Guinea poised for referendum date despite protests

Guinea’s President Alpha Conde is set to hold a constitutional referendum next month, government sources said, despite protests led by an opposition alliance fearful that the poll is a ploy to enable him to stay in office.

The announcement of a referendum date is likely to further heighten tensions in the West African nation of 13 million people, most of whom live in poverty despite considerable mineral resources.

On Thursday, three people were killed in clashes with security forces in the opposition stronghold of Labe, the city’s mayor said. 

At least 26 civilians and one gendarme have died in protests to date, according to an AFP tally.

The referendum may be held simultaneously with parliamentary elections on February 16, a source close to the president’s office told AFP Thursday, asking not to be named.   

The cabinet asked Conde, 81, “to fix an appropriate date for holding the referendum”, the government said in a statement late Thursday.

“This electoral timetable will be the object of a presidential decree,” it said.

Former prime minister and opposition leader Sydia Toure also said the government is moving towards “coupling” the parliamentary election and the referendum.

He told reporters on Friday that the cabinet statement “was a sort of throwing petrol on the flames.”

Guinea has seen major demonstrations against Conde’s rule since mid-October, with a harsh crackdown.

Jailed under previous hardline regimes, Conde became Guinea’s first democratically- elected president in 2010 and was returned to office by voters in 2015 for his second and final five-year term under the current constitution.

When he announced his plan of putting a new constitution to the electorate in December, the opposition voiced suspicions he sought to start his time in office afresh with an election late in 2020.

A draft constitution presented in December still limits the number of presidential terms to two.

Critics argue, however, that a new the constitution would reset the term counter to zero and allow Conde to run a third time. 

-‘Peace and security’-

The president has neither confirmed nor denied claims that he intends to run again. 

He has simply argued that laws from the French colonial era need to be amended, with no reference to the presidential mandate. 

Tens of thousands of people have been called out on the streets against a possible third term by an alliance of opposition parties, trade unions and civil society organisations.

In an increasingly tense political environment, opposition parties have promised to prevent parliamentary elections in February from taking place. 
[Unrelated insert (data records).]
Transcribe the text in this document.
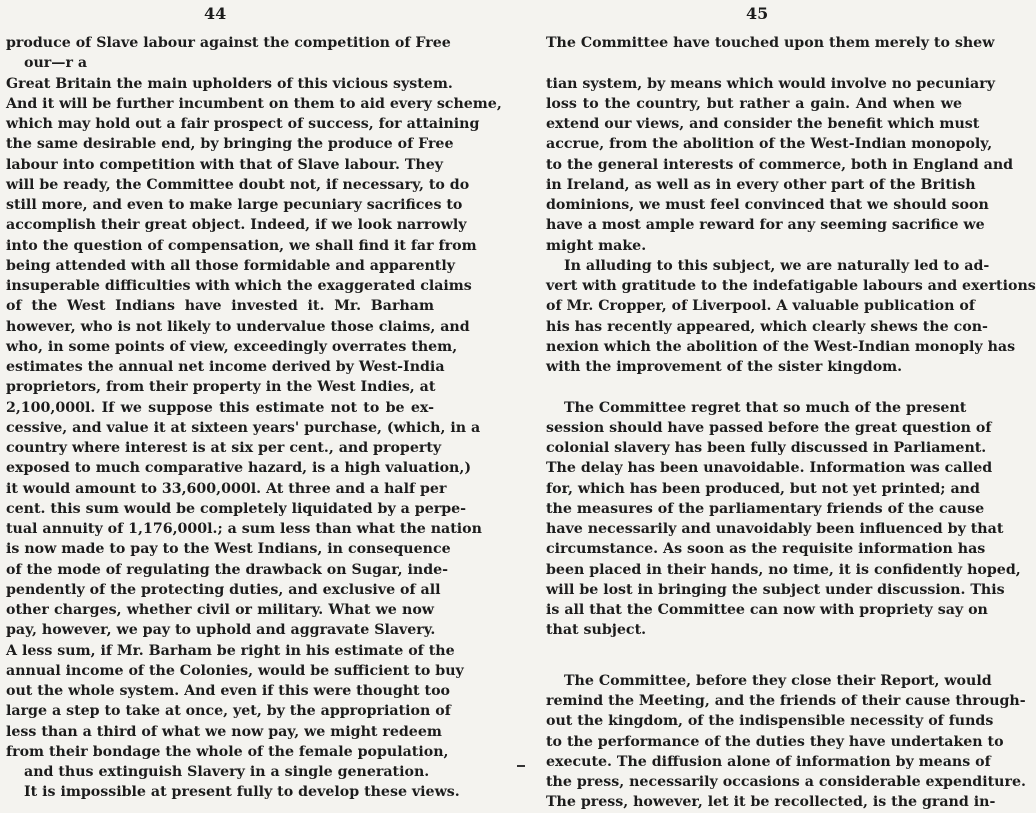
44
produce of Slave labour against the competition of Free
our—r a
Great Britain the main upholders of this vicious system.
And it will be further incumbent on them to aid every scheme,
which may hold out a fair prospect of success, for attaining
the same desirable end, by bringing the produce of Free
labour into competition with that of Slave labour. They
will be ready, the Committee doubt not, if necessary, to do
still more, and even to make large pecuniary sacrifices to
accomplish their great object. Indeed, if we look narrowly
into the question of compensation, we shall find it far from
being attended with all those formidable and apparently
insuperable difficulties with which the exaggerated claims
of the West Indians have invested it. Mr. Barham
however, who is not likely to undervalue those claims, and
who, in some points of view, exceedingly overrates them,
estimates the annual net income derived by West-India
proprietors, from their property in the West Indies, at
2,100,000l. If we suppose this estimate not to be ex-
cessive, and value it at sixteen years' purchase, (which, in a
country where interest is at six per cent., and property
exposed to much comparative hazard, is a high valuation,)
it would amount to 33,600,000l. At three and a half per
cent. this sum would be completely liquidated by a perpe-
tual annuity of 1,176,000l.; a sum less than what the nation
is now made to pay to the West Indians, in consequence
of the mode of regulating the drawback on Sugar, inde-
pendently of the protecting duties, and exclusive of all
other charges, whether civil or military. What we now
pay, however, we pay to uphold and aggravate Slavery.
A less sum, if Mr. Barham be right in his estimate of the
annual income of the Colonies, would be sufficient to buy
out the whole system. And even if this were thought too
large a step to take at once, yet, by the appropriation of
less than a third of what we now pay, we might redeem
from their bondage the whole of the female population,
and thus extinguish Slavery in a single generation.
It is impossible at present fully to develop these views.
45
The Committee have touched upon them merely to shew
tian system, by means which would involve no pecuniary
loss to the country, but rather a gain. And when we
extend our views, and consider the benefit which must
accrue, from the abolition of the West-Indian monopoly,
to the general interests of commerce, both in England and
in Ireland, as well as in every other part of the British
dominions, we must feel convinced that we should soon
have a most ample reward for any seeming sacrifice we
might make.
In alluding to this subject, we are naturally led to ad-
vert with gratitude to the indefatigable labours and exertions
of Mr. Cropper, of Liverpool. A valuable publication of
his has recently appeared, which clearly shews the con-
nexion which the abolition of the West-Indian monoply has
with the improvement of the sister kingdom.
The Committee regret that so much of the present
session should have passed before the great question of
colonial slavery has been fully discussed in Parliament.
The delay has been unavoidable. Information was called
for, which has been produced, but not yet printed; and
the measures of the parliamentary friends of the cause
have necessarily and unavoidably been influenced by that
circumstance. As soon as the requisite information has
been placed in their hands, no time, it is confidently hoped,
will be lost in bringing the subject under discussion. This
is all that the Committee can now with propriety say on
that subject.
The Committee, before they close their Report, would
remind the Meeting, and the friends of their cause through-
out the kingdom, of the indispensible necessity of funds
to the performance of the duties they have undertaken to
execute. The diffusion alone of information by means of
the press, necessarily occasions a considerable expenditure.
The press, however, let it be recollected, is the grand in-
The main coalition of opposition groups behind the protests has also called for open-ended demonstrations and urged companies to suspend activities in the country. 

Neighbouring countries are monitoring the situation closely, fearing an escalation. 

Their eye is also on neighbouring Ivory Coast, where similarly, it remains an open question whether 78-year-old president Alassane Ouattara intends to pursue a third term this year.

Conde on Thursday ordered his security and justice ministers “to take all necessary steps to restore peace and security in the zones that have been affected in the past few days by acts of disorder, looting and vandalism.”